The NCCN website has some 700,000 registered users, and more than 6 million copies of its guidelines were downloaded last year. The two largest U.S. payers of health costs – UnitedHealth Group and the federal government’s Medicare plan for seniors – rely on NCCN guidelines to shape their oncology reimbursement policies.
“Many, if not most, of the others use our guidelines either directly or indirectly,” Dr Carlson said.
But the current guidelines don’t analyze costs, and top oncologists have questioned whether some treatments are worth the price. For example, Roche’s Avastin offers lung cancer patients an additional 1.5 to 2 months before their disease worsens, “but that changes the cost per month of treatment from something in the hundreds of dollars, to close to $10,000,” said Dr.
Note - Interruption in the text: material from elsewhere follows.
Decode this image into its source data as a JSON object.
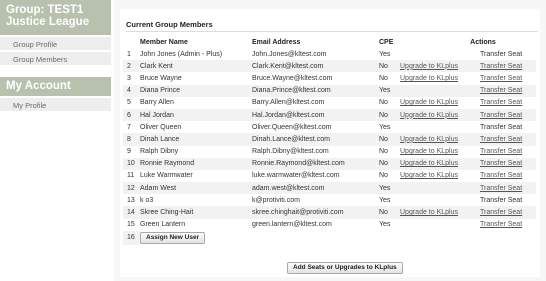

Lowell Schnipper, chief of hematology/oncology at Beth Israel Deaconess Medical Center in Boston. He chairs the ASCO task force studying the value of cancer care.
A recent study showed Stivarga, sold by Bayer AG, added about two weeks of “quality adjusted” life, at a median price of nearly $40,000, for previously treated patients with advanced colorectal cancer. The researchers said the drug, which causes side effects including swelling of the hands and feet, has become the standard of care for that indication since entering the U.S. market in 2012.
Patient advocates have traditionally warned against treatment decisions that factor in a drug’s price, saying such considerations could lead to “rationed” healthcare. But at the same time, patients worry about costs. A recent poll by the Kaiser Family Foundation found than 87 percent of Americans surveyed want changes to U.S. law that would allow Medicare to negotiate drug discounts.
Dr. Derek Raghavan, president of Levine Cancer Institute at Carolinas HealthCare System, says doctors need much more real-world information at their disposal, including a cost-benefit analysis of side effects.
“If Drug B costs 70 percent of Drug A, but has a side effect profile that brings every second patient to the hospital for a four-day admission, then it does not have value,” he said.